On réalise aussi à quel point c’est un emmerdeur ingérable, Kool Shen a dû en baver… D’ailleurs depuis bien longtemps ils ne se croisaient plus que pour la musique, leur amitié réelle n’ayant duré que le temps de l’adolescence, et je voudrais pas être dans les parages quand ils remettront le couvert pour un 5ème album qui semble inéluctable, tant ils perdent mutuellement à leur séparation. En attendant Kool Shen déguste : décrit comme un obsessionnel flippé, menteur et manipulateur, Joey ne lui adresse plus la parole depuis l’annonce de son retrait du groupe.
Sa justesse de ton me rend Joey Starr sympathique et admirable, mais c’est tout de même hallucinant de faire le boulet à ce point : il choure tout et n’importe quoi depuis toujours, coûte une blinde monumentale à la RATP en effaçage de graffs et à l’armée française en procédures disciplinaires, passe un certain nombre de nuits dans le métro foncedé, tape sur quelques-unes de ses copines et pas mal de quidams (l’altercation avec l’hôtesse de l’air n’a pas eu lieu dans un avion mais dans un hôtel et l’accusation d’escroquerie à son encontre est relativement crédible…) et s’embrouille finalement avec tous ses potes un par un, à l’exception très notable de Seb Farran, son manager.
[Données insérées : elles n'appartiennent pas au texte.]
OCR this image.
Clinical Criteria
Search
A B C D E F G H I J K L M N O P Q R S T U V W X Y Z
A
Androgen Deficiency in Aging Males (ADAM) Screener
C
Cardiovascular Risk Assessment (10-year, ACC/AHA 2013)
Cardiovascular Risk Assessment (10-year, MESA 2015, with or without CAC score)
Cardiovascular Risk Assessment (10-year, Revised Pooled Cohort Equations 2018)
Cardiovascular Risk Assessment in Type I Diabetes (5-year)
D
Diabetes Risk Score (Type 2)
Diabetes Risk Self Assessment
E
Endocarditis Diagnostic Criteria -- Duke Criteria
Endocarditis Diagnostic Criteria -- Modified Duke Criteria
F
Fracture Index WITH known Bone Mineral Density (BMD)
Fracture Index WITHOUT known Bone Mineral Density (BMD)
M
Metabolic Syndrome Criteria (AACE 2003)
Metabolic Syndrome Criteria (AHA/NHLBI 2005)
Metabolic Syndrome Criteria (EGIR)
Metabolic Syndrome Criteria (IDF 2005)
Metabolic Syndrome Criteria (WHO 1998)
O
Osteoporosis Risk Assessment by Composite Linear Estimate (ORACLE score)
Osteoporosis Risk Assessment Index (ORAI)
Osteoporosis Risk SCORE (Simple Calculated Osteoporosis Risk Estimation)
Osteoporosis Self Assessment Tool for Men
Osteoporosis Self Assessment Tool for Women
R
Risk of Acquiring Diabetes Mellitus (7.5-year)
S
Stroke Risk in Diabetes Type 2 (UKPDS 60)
Le coût de cet incontestable talent pour la collectivité n’est pas des plus abordable…
Mais bon au moins il ne fait pas que le boulet, il a une curiosité du monde (cf. sa rencontre avec Béatrice Dalle qui lui ouvre les portes d’un nouvel univers culturel, et peut-être aussi psychanalytique, elle est terriblement barge) et beaucoup de générosité. Et puis commencer dans la vie au rez-de-chaussée d’un HLM de Saint-Denis avec pour seule compagnie un père violent et pas très intéressé, je connais peu de gars qui ont autant d’excuses à leur bouletude.